My steady-build approach to slowly but s…

My steady-build approach to slowly but surely scaling into positions over the course of a few weeks to re-build my portfolio will continue again today.  Today, I’m going to be looking to short some HYG, iShares iBoxx $ High Yield Corporate Bond Fund, which means I’ll make money if the cost of capital for second tier corporate America rises.   Here’s how I explain my rationale behind the HYG short trade in the 14 Stocks That Could Double (and 6 That Could Collapse) report (Trading With Cody subscribers can read the entire report for free here http://tradingwithcody.com/14-stocks-that-should-double-in-2011-and-6-that-should-collapse):

QE2 has done its job, if its job was cutting borrowing costs for the biggest corporations, banks and giant private equity firms so that they can borrow from the taxpayer at way-below market interest rates and then roll up their competitors, suppliers and other corporations. Corporate, junk, private equity and bank borrowing costs are all at historic lows. But at some point, borrowing costs for these firms will head back to market-based levels, which if you look at what it costs small firms and consumers to borrow money is probably a closer gauge of what’s coming.
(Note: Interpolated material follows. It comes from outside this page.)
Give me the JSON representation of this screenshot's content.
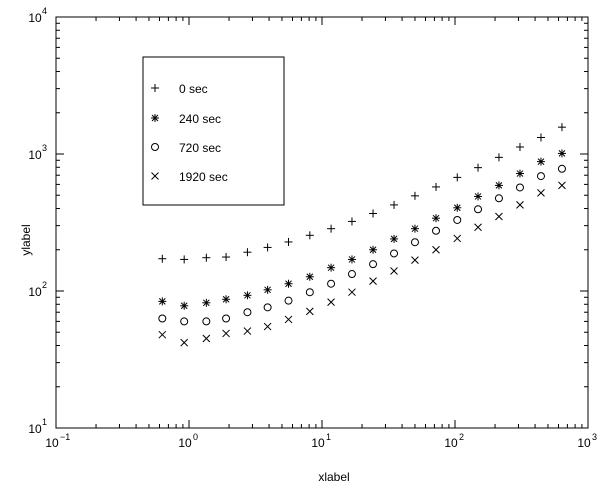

This fund will drop if borrowing costs for corporations rise. And I do expect that over the course of the next two, three, five years, that the subsidies and money pumping into these giant corporations (that mostly end up cutting jobs as a result of the acquisitions that this cheap money is financing) will ebb. And their costs will rise. This is also a great play on any upcoming “black swan” event that could throw the financial markets into temporary disarray as is wont to happen every few years too.

Other than that and unless there’s some serious fireworks to either the upside or the downside which would give us new opportunities to buy or sell at higher or lower prices, I’m planning to step off the gas pedal a bit on the trading for the next few trading days.   Roll up the sleeves and let’s hit it!